FIG. 1 is an electric circuit diagram showing a conventional example of this invention;
2 to 4 are diagrams showing one embodiment of the present invention, in which FIG. 2 is an electric circuit diagram, FIG. 3 is a sectional view of a normally closed push button switch, and FIG. 4 is an automatic flasher.
The electrical circuit diagram of EEsw is shown. EEsw...Automatic flasher, L...Load, SW...

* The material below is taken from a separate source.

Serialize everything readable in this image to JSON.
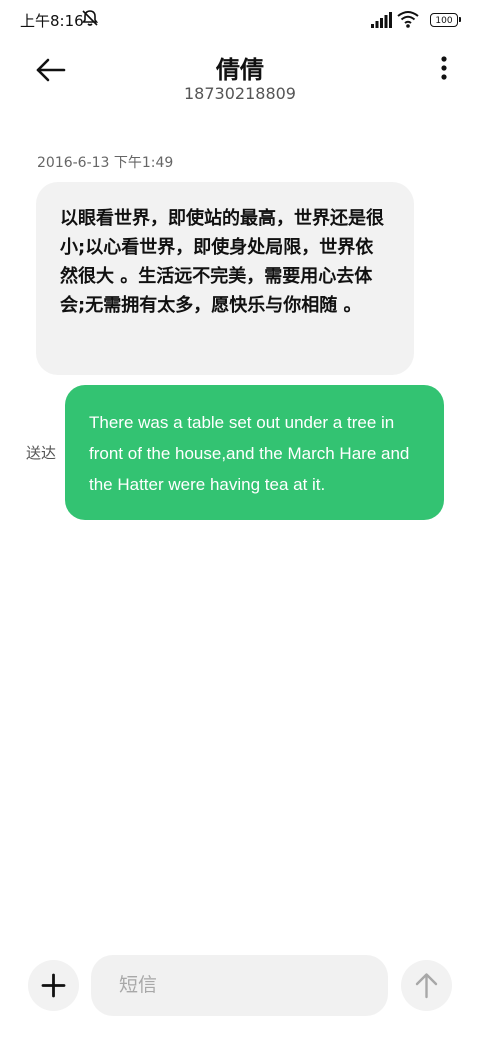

Normally closed push button switch, E: AC power source, I: switching circuit, 2: control circuit, 3: ambient illuminance detection circuit, 4: timing circuit, 5: rectifier circuit.

Claims (1)

[Scope of Claims] 1. An ambient illuminance detection circuit, a time constant circuit consisting of a series circuit of a resistor and a capacitor, and a control pole connected to a connection point between the resistor and the capacitor of this time constant circuit, and a voltage applied to this time constant circuit. a timing circuit comprising a switching element that becomes conductive after a certain period of time after the signal has been switched on; a flip-flop having an inverted output of the output of the ambient illuminance detection circuit as a set input and an output of the timing circuit as a reset input; A control circuit consisting of a switching element that is connected to output a high level voltage to the next switching circuit when both output voltages of the circuit are high level, and the gate of the switching element is controlled by the output of this control circuit. An automatic flasher EEsw is connected in series between the automatic flasher EEsw and an AC power supply, and a button is pressed while the secondary side is visible from the outside in a light emitting state. A normally closed type push button switch comprising: a current transformer connected to a light emitting display element mounted on the current transformer; and a normally closed push button switch equipped with an energization display means having a normally closed contact connected in series to the current transformer and opened by operating the push button; the length of time a normally closed pushbutton switch is operated;
By shortening the switch, the operating and non-operating states of the switching circuit of the automatic flasher EEsw can be reversed, and the position of this normally closed push button switch is used to indicate the energization state of the outdoor load. A two-wire outdoor load manual operation circuit in an automatic flasher circuit with an indication by means.